Quejarse de la juventud es una tendencia recurrente de todas las épocas (se encuentra ya en los griegos, y en Cicerón, por ejemplo), quizá olvidando un poco que cada generación es, en buena medida, lo que de ella ha hecho la anterior.
Esas quejas no son nada nuevo. Sin embargo, sí hay ahora algunas cosas nuevas que nunca ha habido en la historia.
Todos estamos hoy extraordinariamente influidos por los medios de comunicación. Y si las nuevas generaciones se creen sin sentido crítico todo lo que les cuentan, se exponen a una seria manipulación, les pueden hacer creer lo que quieran, y eso es peligroso para el sentido de la realidad.
Es verdad que esos medios de comunicación suelen recoger opiniones de gentes muy diversas, pero también en eso hay muchas veces manipulación, porque primero se nos dice una temporada cómo debemos pensar y luego nos lo preguntan.
Es preciso suscitar un sano sentido crítico ante los medios de comunicación, procurarse otras fuentes de información y de formación, leer, pensar, hablar, procurar dar profundidad a la vida.

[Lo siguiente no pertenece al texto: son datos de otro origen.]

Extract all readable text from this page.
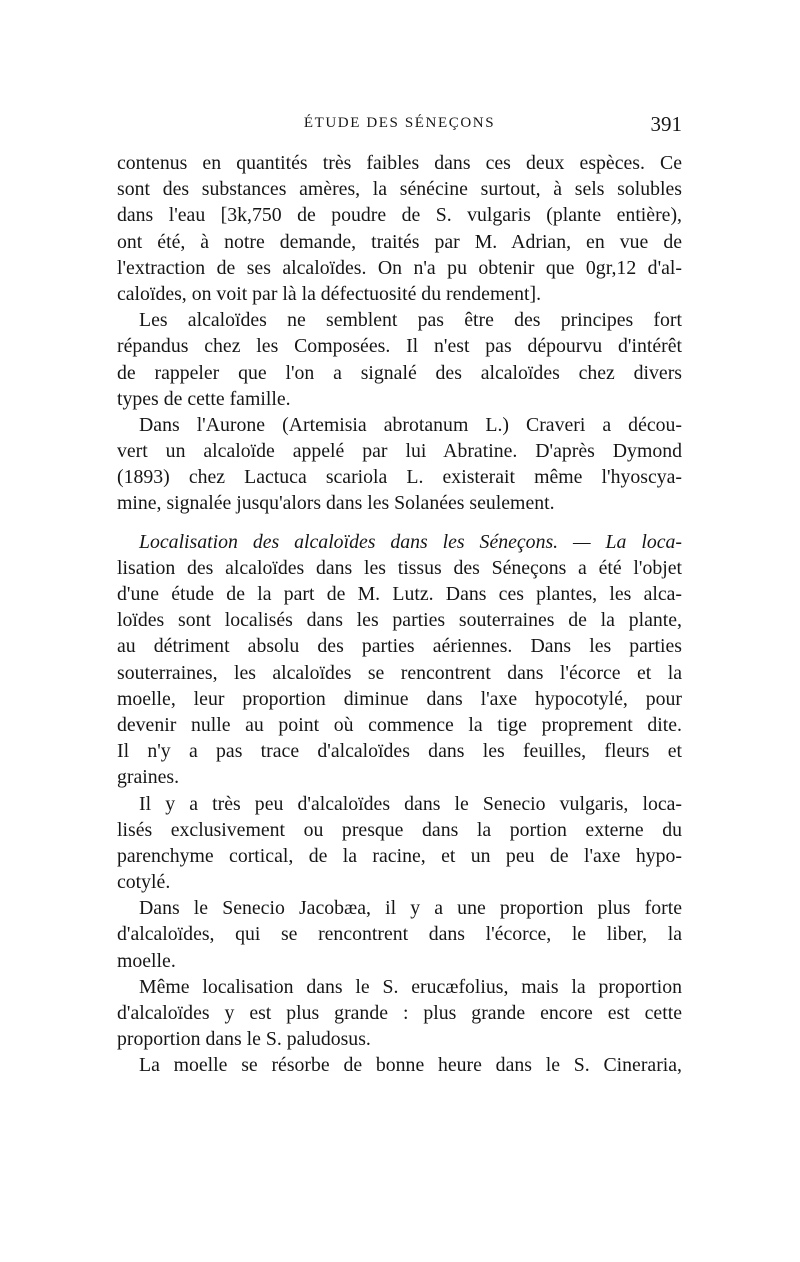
ÉTUDE DES SÉNEÇONS	391
contenus en quantités très faibles dans ces deux espèces. Ce
sont des substances amères, la sénécine surtout, à sels solubles
dans l'eau [3k,750 de poudre de S. vulgaris (plante entière),
ont été, à notre demande, traités par M. Adrian, en vue de
l'extraction de ses alcaloïdes. On n'a pu obtenir que 0gr,12 d'al-
caloïdes, on voit par là la défectuosité du rendement].
Les alcaloïdes ne semblent pas être des principes fort
répandus chez les Composées. Il n'est pas dépourvu d'intérêt
de rappeler que l'on a signalé des alcaloïdes chez divers
types de cette famille.
Dans l'Aurone (Artemisia abrotanum L.) Craveri a décou-
vert un alcaloïde appelé par lui Abratine. D'après Dymond
(1893) chez Lactuca scariola L. existerait même l'hyoscya-
mine, signalée jusqu'alors dans les Solanées seulement.
Localisation des alcaloïdes dans les Séneçons. — La loca-
lisation des alcaloïdes dans les tissus des Séneçons a été l'objet
d'une étude de la part de M. Lutz. Dans ces plantes, les alca-
loïdes sont localisés dans les parties souterraines de la plante,
au détriment absolu des parties aériennes. Dans les parties
souterraines, les alcaloïdes se rencontrent dans l'écorce et la
moelle, leur proportion diminue dans l'axe hypocotylé, pour
devenir nulle au point où commence la tige proprement dite.
Il n'y a pas trace d'alcaloïdes dans les feuilles, fleurs et
graines.
Il y a très peu d'alcaloïdes dans le Senecio vulgaris, loca-
lisés exclusivement ou presque dans la portion externe du
parenchyme cortical, de la racine, et un peu de l'axe hypo-
cotylé.
Dans le Senecio Jacobæa, il y a une proportion plus forte
d'alcaloïdes, qui se rencontrent dans l'écorce, le liber, la
moelle.
Même localisation dans le S. erucæfolius, mais la proportion
d'alcaloïdes y est plus grande : plus grande encore est cette
proportion dans le S. paludosus.
La moelle se résorbe de bonne heure dans le S. Cineraria,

Es fundamental que haya —en la familia, en la enseñanza, en los medios de comunicación, en la calle— un ambiente que estimule, que prestigie los valores, que ayude a la gente joven a enfrentarse a la realidad, a tomar las riendas de su propia vida, a encontrarle un sentido.
Amistad, autoridad y obediencia
La amistad entre padres e hijos se puede conjugar perfectamente con la autoridad que requiere la educación.
Es preciso crear un clima de gran confianza y de libertad, aun a riesgo de que alguna vez seamos engañados. Más vale que luego ellos mismos se avergüencen de haber abusado de esa confianza y se corrijan.
En cambio, cuando falta un mínimo de libertad, la familia se puede convertir en una auténtica escuela de la simulación.
Cuesta mucho obedecer, les parece humillante…
Tienen que entender que, nos guste o no, todos obedecemos. En cualquier colectivo, las relaciones humanas implican vínculos y dependencias, y eso es inevitable. No pueden engañarse con ensueños de rebeldía infantil.
Pero, de todas formas, piensa si quizá les cuesta mucho obedecer porque tú no sabes mandar sin imperar. No olvides que hay muchos detalles que hacen más fácil y grata la obediencia.
La vida está llena de alternativas. Vivir es apostar y mantener la apuesta. Apostar y retirarse al primer contratiempo sería morir por adelantado.
!Adelante jòvenes las metas en comuniòn con Dios seràn cumplidas!